巨大なエアゲイルの足音は右後ろから右へと真っ直ぐ移動していた。丁度、右側に通りに出る道がある。
ならば、やることは一つ。先程と同じように相手が頭部を見せた瞬間、この砲銃を放つだけだ。この砲銃なら、この距離からでも十分仕留めれるだけの威力もある。近づく必要すらない。
故にシェナは構えた。構えは右腕を前にした半身の姿勢。バランスを取るために少し足を広げておく。
音は徐々に大きくなっている。確実に近づいてきている証拠だ。
足音が一歩また一歩と近づくにつれ、シェナの感覚がどんどん鋭敏になっていく。
敵の到達まで三呼吸。
相手は警戒しているようだ。足音のリズムが若干固い。警戒で力が入っていると考えるべきだろう。
敵の到達まで二呼吸。
警戒しているせいか、相手は左右に顔を動かしているらしい。足音の位置が微妙に左右に動いている。
敵の到達まで一呼吸。
どうやらハサミは若干、引き気味に上げられていると思われる。一番前の足音が、他と比べて若干弱い。重心が少し後ろに下がっている証拠だ。至近距離で見つけた場合、ハサミを突くように降ろすつもりなのだろう。
そして到達。
遂に巨大なエアゲイルの頭がシェナの視界に現れた。そのタイミングでシェナは躊躇うことなく引き金を引く。
放たれたのは嵐だった。雷が先行し、その後を風が雷の軌跡を包みこむように追いかける。それらが通り抜けた後に残るのは、多数のスパークと暴風のみ。まさに嵐の砲撃と言えるだろう。
嵐の砲撃が向かう先には巨大なエアゲイルの頭部がある。狙いは正確だ。
そのまま嵐の砲撃は巨大なエアゲイルの頭部と衝突し――
そのまま、その頭部を撃ち貫いた。
破壊は頭部だけでは済まなかった。吹き荒れる暴風が、嵐によって生み出された穴を瞬く間に広げていく。
嵐の砲撃は巨大なエアゲイルの頭部を抜けた後も向こう側にあった建物を更に貫通。己の気が済むまで、ただひたすら真っ直ぐに飛んでいったのであった。
頭部を失ったエアゲイルの体は力を失い、ただ崩れ落ちていくのみ。
そんな巨大なエアゲイルの死体をシェナは一瞥すると、すぐに拳銃の落ちている場所へと向かった。

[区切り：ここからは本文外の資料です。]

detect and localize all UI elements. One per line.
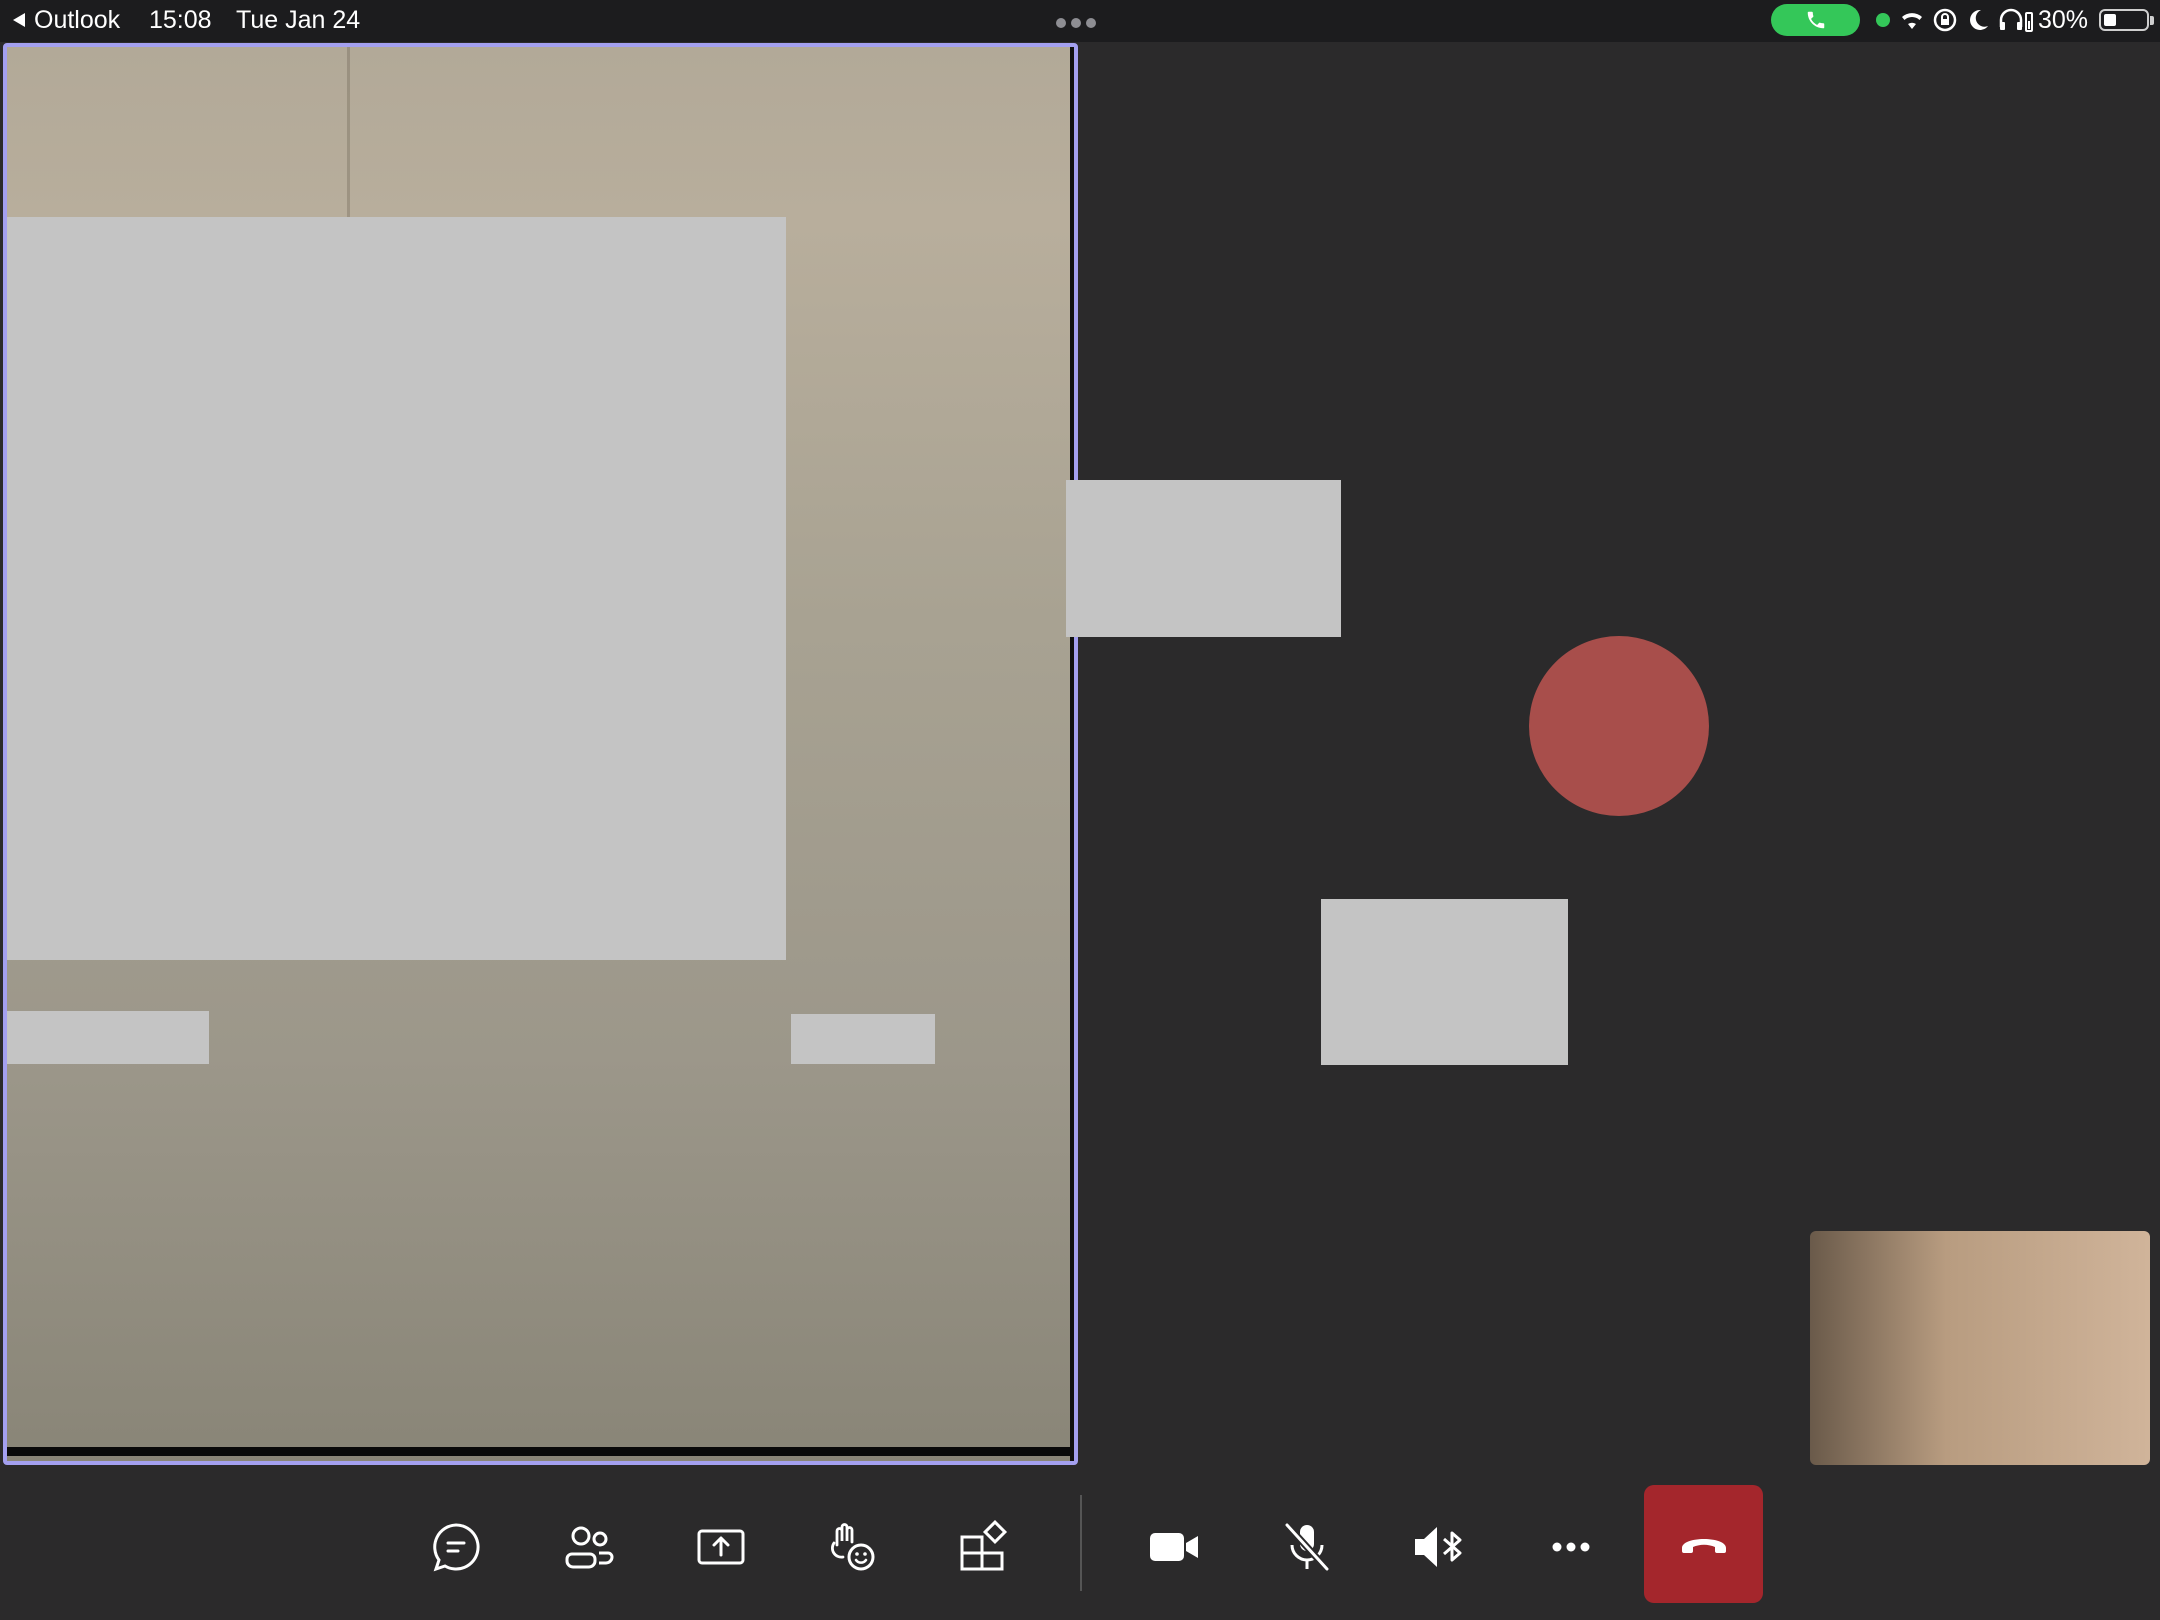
back-app-label: Outlook [34, 5, 121, 34]
do-not-disturb-moon-icon [1970, 9, 1988, 30]
audio-output-button[interactable] [1389, 1497, 1489, 1597]
self-video-preview[interactable] [1810, 1231, 2150, 1465]
microphone-toggle-button[interactable] [1257, 1497, 1357, 1597]
status-time: 15:08 [149, 6, 212, 34]
leave-call-icon [1681, 1539, 1726, 1553]
chat-icon [433, 1523, 480, 1572]
battery-icon [2099, 9, 2149, 31]
chat-button[interactable] [406, 1497, 506, 1597]
more-icon [1552, 1542, 1590, 1552]
toolbar-divider [1080, 1495, 1082, 1591]
redacted-avatar-initials [1066, 480, 1341, 637]
status-bar: Outlook 15:08 Tue Jan 24 30% [0, 0, 2160, 42]
headphones-battery-icon [1999, 8, 2033, 32]
redacted-name-label [7, 1011, 209, 1064]
rotation-lock-icon [1933, 8, 1957, 32]
speaker-bluetooth-icon [1415, 1527, 1462, 1567]
redacted-self-preview [1321, 899, 1568, 1065]
active-call-indicator[interactable] [1771, 4, 1860, 36]
redacted-video-region [7, 217, 786, 960]
leave-call-button[interactable] [1644, 1485, 1763, 1603]
share-screen-button[interactable] [671, 1497, 771, 1597]
battery-percent: 30% [2038, 6, 2089, 34]
back-to-app-link[interactable]: Outlook [12, 4, 120, 36]
share-screen-icon [697, 1529, 745, 1565]
camera-toggle-button[interactable] [1124, 1497, 1224, 1597]
phone-icon [1807, 11, 1824, 29]
participants-button[interactable] [539, 1497, 639, 1597]
participants-icon [565, 1526, 614, 1569]
apps-button[interactable] [934, 1497, 1034, 1597]
participant-avatar[interactable] [1529, 636, 1709, 816]
apps-icon [960, 1519, 1008, 1571]
mic-muted-icon [1284, 1522, 1330, 1572]
redacted-participant-name [791, 1014, 935, 1064]
status-date: Tue Jan 24 [236, 6, 361, 34]
camera-icon [1150, 1533, 1198, 1561]
camera-in-use-dot [1876, 13, 1890, 27]
more-options-button[interactable] [1521, 1497, 1621, 1597]
wifi-icon [1902, 13, 1922, 29]
reactions-icon [831, 1523, 875, 1571]
reactions-button[interactable] [803, 1497, 903, 1597]
multitasking-menu[interactable] [1056, 18, 1096, 28]
back-arrow-icon [13, 13, 25, 27]
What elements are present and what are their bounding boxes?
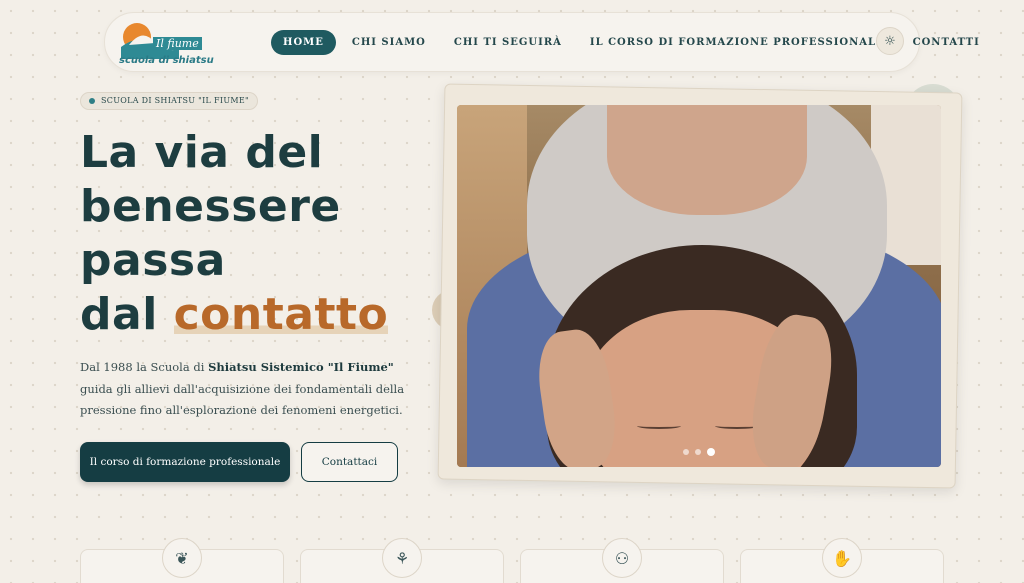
course-button[interactable]: Il corso di formazione professionale bbox=[80, 442, 290, 482]
carousel-dot-3[interactable] bbox=[707, 448, 715, 456]
people-icon: ⚇ bbox=[602, 538, 642, 578]
hero-title-accent: contatto bbox=[173, 289, 389, 340]
leaf-hand-icon: ❦ bbox=[162, 538, 202, 578]
hero-title-line4: dal contatto bbox=[80, 288, 440, 342]
hero-title: La via del benessere passa dal contatto bbox=[80, 126, 440, 342]
hero-desc-part2: guida gli allievi dall'acquisizione dei … bbox=[80, 381, 405, 418]
logo-text: scuola di shiatsu bbox=[119, 55, 214, 66]
logo-brand: Il fiume bbox=[153, 37, 202, 50]
hero-title-line2: benessere bbox=[80, 181, 341, 232]
sprout-icon: ⚘ bbox=[382, 538, 422, 578]
hero-badge: SCUOLA DI SHIATSU "IL FIUME" bbox=[80, 92, 258, 110]
hero-title-prefix: dal bbox=[80, 289, 174, 340]
nav-contatti[interactable]: CONTATTI bbox=[913, 31, 980, 54]
hero-photo bbox=[457, 105, 941, 467]
contact-button[interactable]: Contattaci bbox=[301, 442, 398, 482]
carousel-dot-1[interactable] bbox=[683, 449, 689, 455]
sun-icon: ☼ bbox=[884, 33, 896, 49]
carousel-dots bbox=[683, 448, 715, 456]
carousel-dot-2[interactable] bbox=[695, 449, 701, 455]
photo-eye-left bbox=[637, 423, 681, 429]
header-bar: Il fiume scuola di shiatsu HOME CHI SIAM… bbox=[104, 12, 979, 72]
school-logo[interactable]: Il fiume scuola di shiatsu bbox=[119, 19, 214, 69]
photo-elder-face bbox=[607, 105, 807, 215]
hand-wave-icon: ✋ bbox=[822, 538, 862, 578]
hero-desc-part1: Dal 1988 la Scuola di bbox=[80, 360, 209, 374]
nav-chi-ti-seguira[interactable]: CHI TI SEGUIRÀ bbox=[454, 31, 562, 54]
nav-corso-formazione[interactable]: IL CORSO DI FORMAZIONE PROFESSIONALE bbox=[590, 31, 885, 54]
hero-description: Dal 1988 la Scuola di Shiatsu Sistemico … bbox=[80, 357, 425, 422]
badge-dot bbox=[89, 98, 95, 104]
nav-chi-siamo[interactable]: CHI SIAMO bbox=[352, 31, 426, 54]
hero-desc-bold: Shiatsu Sistemico "Il Fiume" bbox=[208, 360, 394, 374]
hero-title-line1: La via del bbox=[80, 127, 324, 178]
hero-title-line3: passa bbox=[80, 235, 226, 286]
nav-home[interactable]: HOME bbox=[271, 30, 336, 55]
badge-label: SCUOLA DI SHIATSU "IL FIUME" bbox=[101, 96, 249, 105]
theme-toggle-button[interactable]: ☼ bbox=[876, 27, 904, 55]
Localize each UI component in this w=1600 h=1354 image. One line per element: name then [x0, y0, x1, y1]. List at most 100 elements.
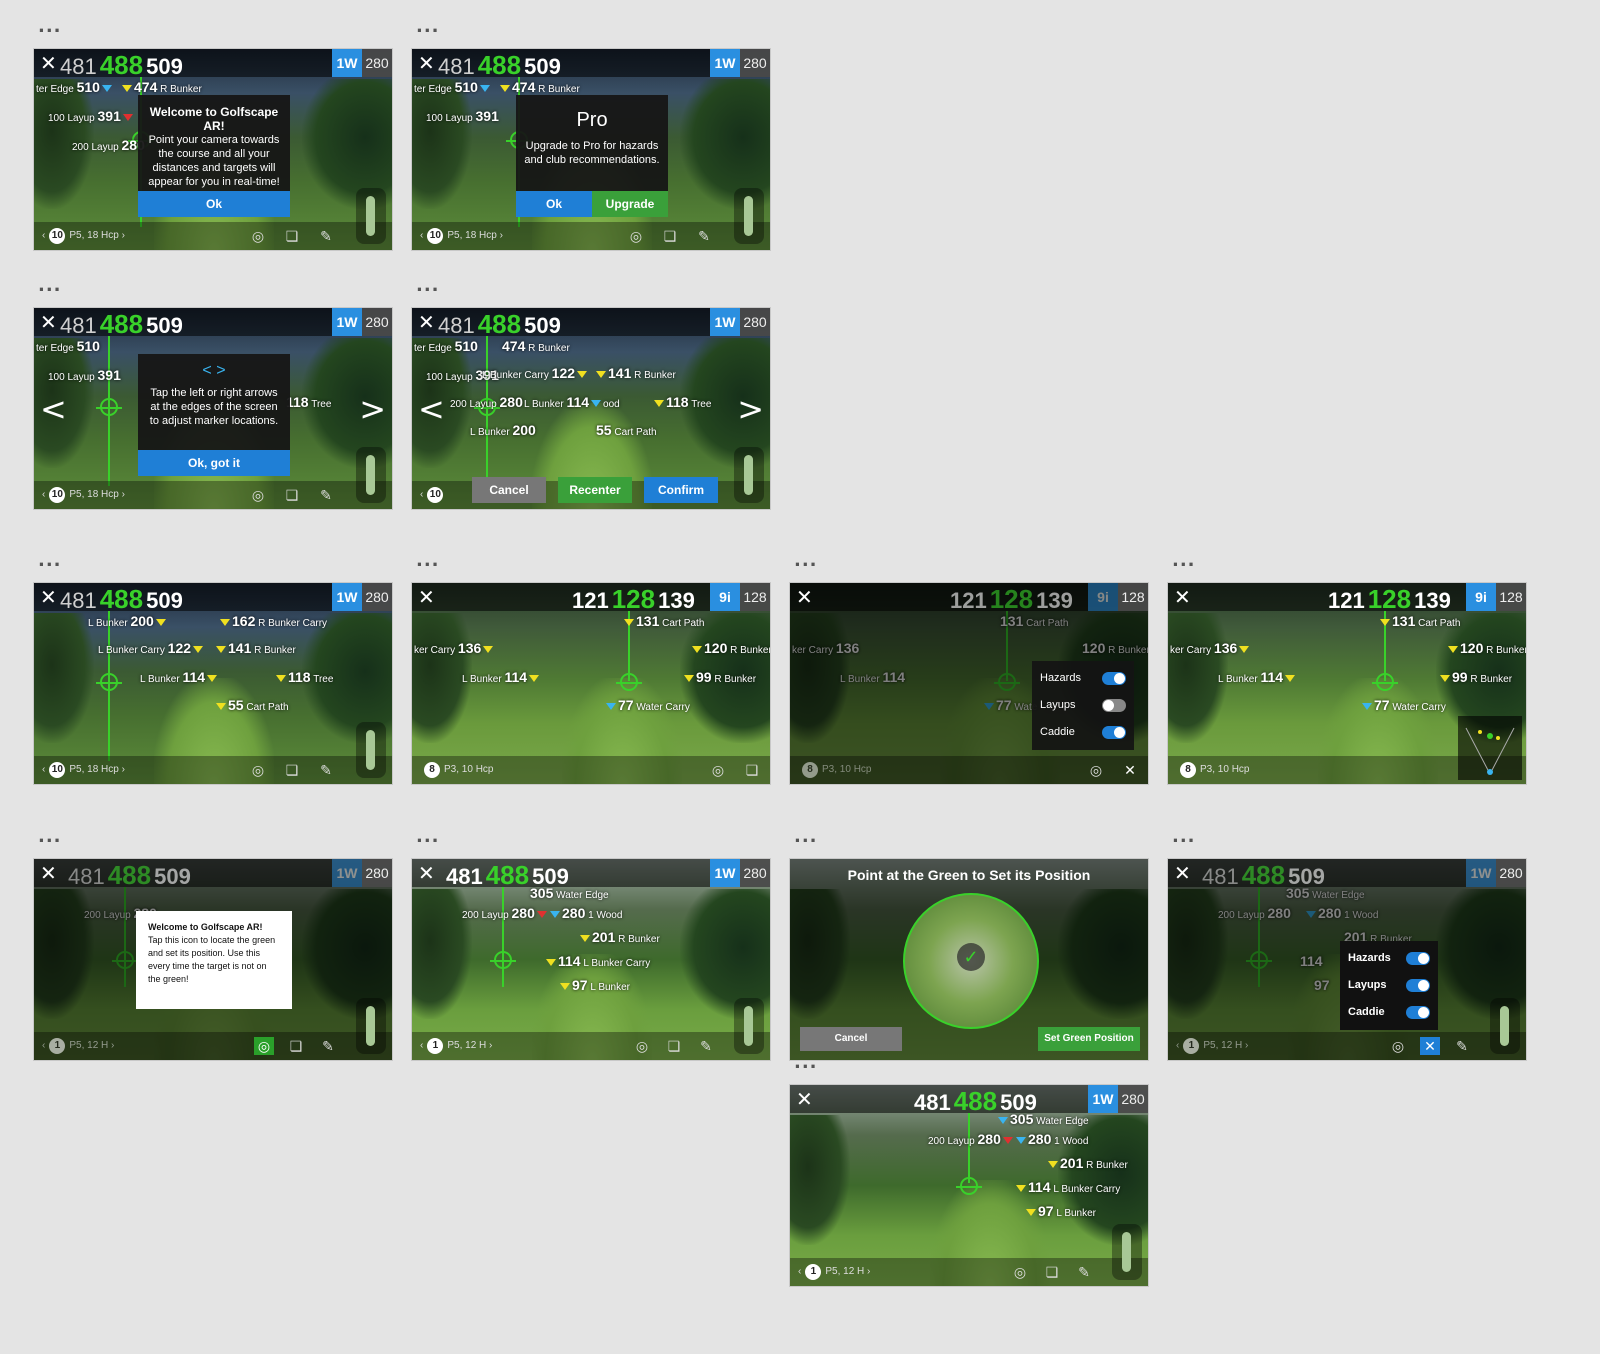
toggle-row-caddie[interactable]: Caddie — [1348, 999, 1430, 1026]
target-icon[interactable]: ◎ — [1010, 1263, 1030, 1281]
hole-selector[interactable]: ‹ 1 P5, 12 H › — [420, 1038, 492, 1054]
hazards-toggle[interactable] — [1102, 672, 1126, 685]
layups-toggle[interactable] — [1102, 699, 1126, 712]
hole-map-thumbnail[interactable] — [734, 447, 764, 503]
cancel-button[interactable]: Cancel — [800, 1027, 902, 1051]
screen-menu-dots[interactable]: ... — [38, 828, 62, 846]
screen-menu-dots[interactable]: ... — [1172, 828, 1196, 846]
layers-icon[interactable]: ❏ — [282, 486, 302, 504]
club-badge[interactable]: 1W — [332, 583, 362, 611]
hole-selector[interactable]: 8 P3, 10 Hcp — [1176, 762, 1249, 778]
close-icon[interactable]: ✕ — [796, 585, 813, 609]
ok-got-it-button[interactable]: Ok, got it — [138, 450, 290, 476]
hole-selector[interactable]: ‹ 10 P5, 18 Hcp › — [42, 228, 125, 244]
screen-menu-dots[interactable]: ... — [794, 828, 818, 846]
upgrade-button[interactable]: Upgrade — [592, 191, 668, 217]
pencil-icon[interactable]: ✎ — [318, 1037, 338, 1055]
target-icon[interactable]: ◎ — [1388, 1037, 1408, 1055]
hole-map-thumbnail[interactable] — [356, 998, 386, 1054]
target-icon[interactable]: ◎ — [626, 227, 646, 245]
layers-icon[interactable]: ❏ — [660, 227, 680, 245]
screen-menu-dots[interactable]: ... — [38, 552, 62, 570]
target-icon[interactable]: ◎ — [1086, 761, 1106, 779]
club-badge[interactable]: 1W — [710, 308, 740, 336]
club-badge[interactable]: 9i — [710, 583, 740, 611]
hole-map-thumbnail[interactable] — [1490, 998, 1520, 1054]
caddie-toggle[interactable] — [1102, 726, 1126, 739]
layers-icon[interactable]: ❏ — [286, 1037, 306, 1055]
caddie-toggle[interactable] — [1406, 1006, 1430, 1019]
screen-menu-dots[interactable]: ... — [794, 552, 818, 570]
hazards-toggle[interactable] — [1406, 952, 1430, 965]
cancel-button[interactable]: Cancel — [472, 477, 546, 503]
screen-menu-dots[interactable]: ... — [416, 277, 440, 295]
pencil-icon[interactable]: ✎ — [1074, 1263, 1094, 1281]
hole-selector[interactable]: ‹ 10 P5, 18 Hcp › — [42, 487, 125, 503]
layers-icon[interactable]: ❏ — [742, 761, 762, 779]
hole-selector[interactable]: ‹ 10 P5, 18 Hcp › — [42, 762, 125, 778]
layers-icon[interactable]: ❏ — [1042, 1263, 1062, 1281]
left-arrow-icon[interactable]: < — [40, 390, 67, 428]
close-icon[interactable]: ✕ — [40, 310, 57, 334]
hole-selector[interactable]: ‹ 1 P5, 12 H › — [1176, 1038, 1248, 1054]
left-arrow-icon[interactable]: < — [418, 390, 445, 428]
close-icon[interactable]: ✕ — [418, 51, 435, 75]
target-icon[interactable]: ◎ — [632, 1037, 652, 1055]
close-icon[interactable]: ✕ — [40, 861, 57, 885]
hole-map-thumbnail[interactable] — [356, 722, 386, 778]
club-badge[interactable]: 1W — [1466, 859, 1496, 887]
close-icon[interactable]: ✕ — [418, 585, 435, 609]
right-arrow-icon[interactable]: > — [359, 390, 386, 428]
layers-icon[interactable]: ❏ — [664, 1037, 684, 1055]
hole-map-thumbnail[interactable] — [1112, 1224, 1142, 1280]
caddie-radar[interactable] — [1458, 716, 1522, 780]
club-badge[interactable]: 1W — [332, 859, 362, 887]
toggle-row-layups[interactable]: Layups — [1348, 972, 1430, 999]
pencil-icon[interactable]: ✎ — [316, 761, 336, 779]
screen-menu-dots[interactable]: ... — [1172, 552, 1196, 570]
close-icon[interactable]: ✕ — [418, 861, 435, 885]
set-green-position-button[interactable]: Set Green Position — [1038, 1027, 1140, 1051]
target-icon[interactable]: ◎ — [248, 486, 268, 504]
screen-menu-dots[interactable]: ... — [794, 1054, 818, 1072]
hole-selector[interactable]: ‹ 10 P5, 18 Hcp › — [420, 228, 503, 244]
club-badge[interactable]: 1W — [332, 308, 362, 336]
club-badge[interactable]: 1W — [710, 49, 740, 77]
toggle-row-layups[interactable]: Layups — [1040, 692, 1126, 719]
hole-selector[interactable]: 8 P3, 10 Hcp — [798, 762, 871, 778]
hole-selector[interactable]: 8 P3, 10 Hcp — [420, 762, 493, 778]
target-icon[interactable]: ◎ — [708, 761, 728, 779]
club-badge[interactable]: 1W — [332, 49, 362, 77]
pencil-icon[interactable]: ✎ — [696, 1037, 716, 1055]
pencil-icon[interactable]: ✎ — [316, 486, 336, 504]
ok-button[interactable]: Ok — [138, 191, 290, 217]
club-badge[interactable]: 9i — [1088, 583, 1118, 611]
layers-icon[interactable]: ❏ — [282, 227, 302, 245]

拳銃を拾い念のため試し撃ちをしてみる。特に問題なく拳銃は動作した。
そのことに安堵しつつ、シェナは砲銃をスペーサーの中へと戻していく。
その時、遠くほうで大きな音がいくつも響いた。
その音はシェナも聞き覚えのあるものだった。故にシェナはすぐに事態を把握する。
「もう一体!?」
そう、音の正体は巨大なエアゲイルの放つ射撃音。
その事実にシェナは驚愕し、急いで走りだす。
射撃が放たれているということは、誰かがあれと戦っているということだ。
間に合ってと心の中で祈りながら、彼女は全速力で音の聴こえたほうへと急ぐのだった。